Lambert's Castle Hill (258 metres, 846 feet high) rises between the villages of Marshwood and Fishpond Bottom in the county of Dorset, England. It is part of the South Dorset Downs and its prominence qualifies it as one of the so-called HuMPs.

From the castle there are "spectacular views across the Marshwood Vale". Visible landmarks include: Pilsdon Pen and Lewesdon Hill (Dorset's county top) to the east, Hardown Hill, Langdon Hill and Golden Cap to the south.

In his book, The Highways and Byways of Dorset, Treves writes "Lambert’s Castle is a fine ridge, terminating in a truculent headland distinguished by a clump of fir trees.
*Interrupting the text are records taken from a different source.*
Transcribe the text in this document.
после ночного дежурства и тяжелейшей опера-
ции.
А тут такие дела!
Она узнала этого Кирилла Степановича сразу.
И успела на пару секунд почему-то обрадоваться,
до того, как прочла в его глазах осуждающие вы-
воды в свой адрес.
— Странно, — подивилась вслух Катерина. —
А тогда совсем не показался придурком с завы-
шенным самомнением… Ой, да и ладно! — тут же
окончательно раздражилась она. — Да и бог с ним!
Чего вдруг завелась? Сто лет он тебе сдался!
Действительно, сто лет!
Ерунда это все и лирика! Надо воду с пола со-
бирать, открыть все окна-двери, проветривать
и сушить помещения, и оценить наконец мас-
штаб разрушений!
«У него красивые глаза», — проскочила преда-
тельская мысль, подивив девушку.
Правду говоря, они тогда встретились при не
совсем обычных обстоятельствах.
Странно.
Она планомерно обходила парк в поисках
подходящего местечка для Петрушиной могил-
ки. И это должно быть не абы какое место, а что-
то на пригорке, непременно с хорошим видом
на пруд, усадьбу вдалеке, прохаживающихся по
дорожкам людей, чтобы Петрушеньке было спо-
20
The view from the summit is maintained by many to be the view of the county. From hence can be seen Portland, the sea breaking on the Chesil Beach, the Fleet, a long stretch of the Devon coast and far inland, the uplands of Wiltshire and Somerset."

The hill lies about 7 kilometres east of Axminster and 6 kilometres north of Charmouth. The summit is 210 metres northeast of the trig point.

The hill is topped by an Iron Age hill fort, Lambert's Castle that is around 2,500 years old. The hilltop was used as a racecourse at some stage and was also the site of a fair for over 200 years.